What is DeepSeek? The low-cost Chinese AI firm that has turned the tech world upside down
The arrival of a previously little-known Chinese tech company has attracted global attention as it sent shockwaves through Wall Street with a new AI chatbot.
On Monday, DeepSeek, a tiny company which reportedly employs no more than 200 people, caused American chipmaker Nvidia to have almost $600bn wiped off its market value - the biggest drop in US stock market history.
The Chinese AI chatbot threatens the billions of dollars invested in AI while causing US tech stocks to lose well over $1trn (£802bn) in value, according to market analysts.
DeepSeek, which has developed two models, V3 and R1, is now the most popular free application on Apple's App Store across the US and UK.
What's DeepSeek?
The startup was founded in 2023 in Hangzhou, China, by Liang Wenfeng, who previously co-founded one of China's top hedge funds, High-Flyer.

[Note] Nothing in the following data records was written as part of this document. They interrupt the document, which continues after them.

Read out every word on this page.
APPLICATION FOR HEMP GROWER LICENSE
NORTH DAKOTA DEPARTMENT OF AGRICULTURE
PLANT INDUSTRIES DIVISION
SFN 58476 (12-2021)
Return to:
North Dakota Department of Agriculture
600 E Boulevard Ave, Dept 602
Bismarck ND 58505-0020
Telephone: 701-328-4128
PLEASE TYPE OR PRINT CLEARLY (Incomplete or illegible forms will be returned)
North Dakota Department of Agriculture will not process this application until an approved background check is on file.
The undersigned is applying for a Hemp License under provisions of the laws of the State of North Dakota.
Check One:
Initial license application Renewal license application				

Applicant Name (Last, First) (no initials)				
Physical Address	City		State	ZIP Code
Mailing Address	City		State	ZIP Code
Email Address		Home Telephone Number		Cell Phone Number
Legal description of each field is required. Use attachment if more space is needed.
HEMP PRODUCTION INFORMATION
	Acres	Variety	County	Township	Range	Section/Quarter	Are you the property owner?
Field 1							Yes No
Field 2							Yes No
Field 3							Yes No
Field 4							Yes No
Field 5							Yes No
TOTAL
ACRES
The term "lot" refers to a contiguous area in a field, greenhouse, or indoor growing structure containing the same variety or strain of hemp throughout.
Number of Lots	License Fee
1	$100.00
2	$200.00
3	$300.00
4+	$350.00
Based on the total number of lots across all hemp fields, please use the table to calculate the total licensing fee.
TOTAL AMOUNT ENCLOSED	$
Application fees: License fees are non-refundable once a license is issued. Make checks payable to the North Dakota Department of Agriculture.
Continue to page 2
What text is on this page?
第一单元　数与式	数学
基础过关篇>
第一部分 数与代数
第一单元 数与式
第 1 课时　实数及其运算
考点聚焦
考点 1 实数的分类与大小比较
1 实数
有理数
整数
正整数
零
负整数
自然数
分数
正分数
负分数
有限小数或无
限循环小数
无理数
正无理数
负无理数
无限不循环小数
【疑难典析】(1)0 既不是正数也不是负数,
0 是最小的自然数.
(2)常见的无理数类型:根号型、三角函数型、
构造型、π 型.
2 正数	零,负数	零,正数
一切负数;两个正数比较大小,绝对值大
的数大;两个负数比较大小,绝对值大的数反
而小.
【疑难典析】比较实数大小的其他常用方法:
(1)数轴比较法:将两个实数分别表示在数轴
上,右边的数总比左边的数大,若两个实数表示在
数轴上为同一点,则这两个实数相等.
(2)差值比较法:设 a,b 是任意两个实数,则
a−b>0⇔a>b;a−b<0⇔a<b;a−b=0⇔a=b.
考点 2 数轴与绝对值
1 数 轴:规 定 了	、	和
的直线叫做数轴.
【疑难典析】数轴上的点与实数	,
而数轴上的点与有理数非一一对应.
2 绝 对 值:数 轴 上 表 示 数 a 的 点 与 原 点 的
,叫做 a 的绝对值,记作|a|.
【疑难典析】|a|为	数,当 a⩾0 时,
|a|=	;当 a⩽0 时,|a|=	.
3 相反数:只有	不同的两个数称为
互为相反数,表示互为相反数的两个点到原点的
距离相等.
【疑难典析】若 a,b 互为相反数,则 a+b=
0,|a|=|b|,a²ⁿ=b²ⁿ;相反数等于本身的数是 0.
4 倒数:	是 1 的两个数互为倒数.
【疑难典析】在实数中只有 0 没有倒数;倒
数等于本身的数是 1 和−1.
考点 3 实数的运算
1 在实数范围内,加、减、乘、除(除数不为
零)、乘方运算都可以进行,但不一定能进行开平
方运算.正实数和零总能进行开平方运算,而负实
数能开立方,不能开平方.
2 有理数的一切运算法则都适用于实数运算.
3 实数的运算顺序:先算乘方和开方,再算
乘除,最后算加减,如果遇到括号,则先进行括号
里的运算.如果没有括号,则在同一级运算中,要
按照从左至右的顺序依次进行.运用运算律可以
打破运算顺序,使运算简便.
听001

The fund had by 2022 amassed a cluster of 10,000 of California-based Nvidia's high-performance A100 graphics processor chips that are used to build and run AI systems, according to a post that summer on Chinese social media platform WeChat.
Why all the attention now?
The hype - and market turmoil - over DeepSeek follows a research paper published last week about the R1 model, which showed advanced "reasoning" skills.
They include the ability to rethink its approach to a math problem while, depending on the task, being 20 to 50 times cheaper to use than OpenAI's o1 model, according to a post on DeepSeek's official WeChat account.
That's why there are fears it could undermine the potentially $500bn AI investment by OpenAI, Oracle and SoftBank that Mr Trump has touted.
What's so cool about it?
As Morgan Brown, vice president of product and growth in artificial intelligence at Dropbox, put it, it is currently "insanely expensive" to train top AI models.
"DeepSeek just showed up and said 'LOL what if we did this for $5M instead?'
"And they didn't just talk - they actually DID it. Their models match or beat GPT-4 and Claude on many tasks. The AI world is (as my teenagers say) shook," he said in a post on X.
So how much did it cost?
The company wrote in a paper last month that the training of DeepSeek-V3 required less than $6m (£5m) worth of computing power from Nvidia H800 chips.
How has President Trump responded?
Speaking to House Republicans on Monday, the 78-year-old Republican called the development a "wakeup call for our industries that we need to be laser-focused on competing to win".
But Mr Trump signed an order on his first day in office last week that said his administration would "identify and eliminate loopholes in existing export controls", signalling that he is likely to strengthen Mr Biden's approach.
Venture capitalist Marc Andreessen, who has advised Mr Trump on tech policy, has warned overregulation of the AI industry by the US government will hinder American companies and enable China to get ahead.
"Deepseek R1 is AI's Sputnik moment," said Mr Andreessen in a recent post on X, referencing the 1957 satellite launch that set off a Cold War space exploration race between the Soviet Union and the US.
What are the concerns?
Some people expressed their reservations about the Chinese company and its handling of users' data.
Bill Ackman described DeepSeek as "a Trojan Horse" and said, TikTok, which was temporarily banned in the US earlier this month over national security concerns, "is just a toy by comparison".
Sky News has reached out to DeepSeek for comment.
UK Prime Minister Sir Keir Starmer's spokesman said on Tuesday he would not "get ahead of specific models" when asked whether he would rule out using Chinese AI in Whitehall.
But Dr Lukasz Olejnik, independent researcher and consultant, affiliated with King's College London Institute for AI, claims the way the model is designed provides for "perfect data privacy".
He told Sky News: "What truly sets DeepSeek apart is its accessibility thanks to open-weight models.
"Unlike centralised models, its open-source versions can be run locally, providing perfect data privacy.
"Organisations are already deploying full models internally, ensuring complete control over sensitive information.
"This is much better than AI tools served on remote servers."
Too controversial?
People have also been flagging how, when it comes to questions about alleged wrongdoing and human rights abuses at the hands of the Chinese government, the app seems unable to respond.
Seemingly controversial topics include Taiwan, which China claims as its own, the 1989 Tiananmen Square protests and massacre as well as China's treatment of its Uyghur population, which the UN has previously said "may constitute crimes against humanity".